JAKARTA, RADIANTVOICE.ID – Perdana Menteri Malaysia Anwar Ibrahim secara terbuka meminta bantuan Presiden Indonesia Prabowo Subianto untuk menggunakan kekuatan militer dan intelijen Indonesia dalam penyelesaian konflik berkepanjangan di Myanmar. Namun, bukan untuk tujuan militer ofensif, melainkan sebagai alat diplomasi dan mediasi antara kelompok-kelompok yang bertikai.
“Saya juga meminta bantuan Bapak Presiden untuk menggunakan segala kapasitas militer maupun intelijen, bukan dalam bentuk serangan. Tetapi untuk berdialog dan menjembatani kesepahaman di antara kelompok-kelompok di Myanmar,” ujar Anwar dalam konferensi pers bersama usai pertemuan bilateral di Istana Merdeka, Jakarta, Jumat (27/6/2025).
Anwar menilai Indonesia memiliki modal sejarah dan kapasitas strategis yang kuat dalam peran mediasi kawasan Asia Tenggara. Pengalaman Indonesia dalam meredakan ketegangan internal Myanmar menjadi dasar permintaannya.
“Indonesia memiliki pengalaman dan sejarah panjang dalam membantu mengurangi tekanan konflik internal di Myanmar,” tegasnya.
Permintaan ini memperkuat posisi Indonesia sebagai aktor regional penting di kawasan ASEAN, terutama dalam menyikapi krisis multidimensi di Myanmar yang hingga kini belum menemui titik damai pasca kudeta militer pada 2021.
Menteri Luar Negeri RI, Sugiono, sebelumnya juga menyampaikan bahwa isu Myanmar menjadi salah satu pembahasan utama dalam KTT ASEAN ke-46 di Kuala Lumpur, Malaysia, pada 26 Mei 2025 lalu. Dalam forum tersebut, Indonesia mendorong langkah-langkah nyata dan kolaboratif untuk meredakan krisis.
“Ini dalam rangka menyelesaikan konflik yang ada di sana dan juga bagaimana ASEAN ini menghadapi situasi perubahan geoekonomi yang terjadi,” kata Sugiono, Selasa (27/5/2025).
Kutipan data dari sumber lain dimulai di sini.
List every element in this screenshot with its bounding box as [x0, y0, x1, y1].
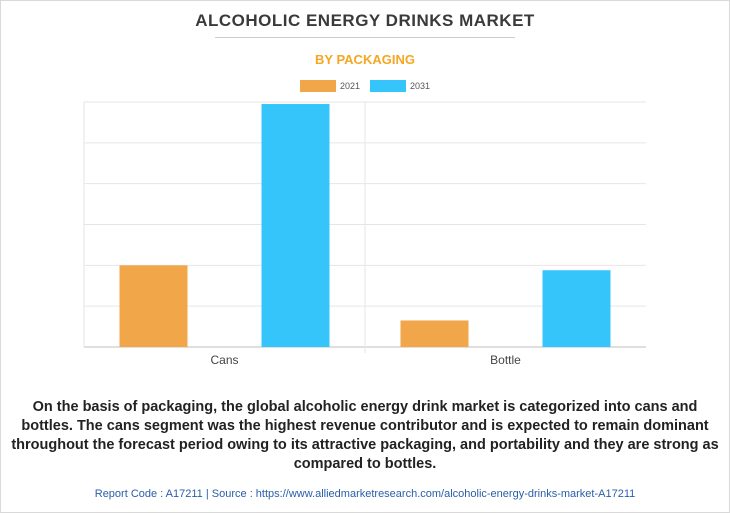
- footer: Report Code : A17211 | Source : https://…: [0, 488, 730, 500]
- footer-separator: |: [205, 488, 209, 500]
- legend-label-2021: 2021: [339, 81, 360, 91]
- x-tick-label: Bottle: [490, 353, 521, 367]
- legend-item-2031[interactable]: 2031: [370, 80, 430, 92]
- chart-description: On the basis of packaging, the global al…: [11, 399, 719, 472]
- bar-cans-2031: [261, 104, 330, 348]
- legend-item-2021[interactable]: 2021: [299, 80, 360, 92]
- legend-label-2031: 2031: [410, 81, 431, 91]
- bar-cans-2021: [119, 265, 188, 347]
- chart-subtitle: BY PACKAGING: [315, 52, 415, 67]
- bar-bottle-2021: [400, 320, 469, 347]
- chart-legend: 2021 2031: [0, 80, 730, 92]
- bar-chart: Cans Bottle: [83, 101, 646, 367]
- source-link[interactable]: Source : https://www.alliedmarketresearc…: [211, 488, 636, 500]
- title-divider: [215, 37, 515, 38]
- report-code: Report Code : A17211: [94, 488, 203, 500]
- chart-title: ALCOHOLIC ENERGY DRINKS MARKET: [195, 11, 535, 30]
- bar-bottle-2031: [542, 270, 611, 347]
- legend-swatch-2021: [299, 80, 336, 92]
- legend-swatch-2031: [370, 80, 406, 92]
- x-tick-label: Cans: [210, 353, 238, 367]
Tidak hanya soal Myanmar, Anwar juga mengajak Indonesia terlibat aktif dalam meredakan ketegangan antara Thailand dan Kamboja yang kembali memanas akibat sengketa perbatasan.
“Kita merasakan kita harus coba dekati kedua-dua negara untuk meredakan dan mengurangkan suhu kehangatan, ketegangan di antara kedua negara,” ujar Anwar.
Dengan pernyataan ini, Malaysia secara tidak langsung mendorong Indonesia mengambil peran sebagai penengah regional dalam dua potensi konflik strategis: Myanmar dan Thailand-Kamboja.
Permintaan Malaysia ini menjadi ujian nyata pertama bagi Presiden Prabowo Subianto dalam hal diplomasi regional. Apakah Indonesia akan bersedia memainkan peran aktif dengan kekuatan militernya dalam konteks damai, atau tetap memilih pendekatan lunak khas diplomasi ASEAN?
Wacana ini membuka ruang diskusi baru mengenai redefinisi peran Indonesia dalam menjaga stabilitas kawasan, bukan hanya sebagai juru damai, tetapi juga sebagai penjaga keseimbangan strategis Asia Tenggara (RED).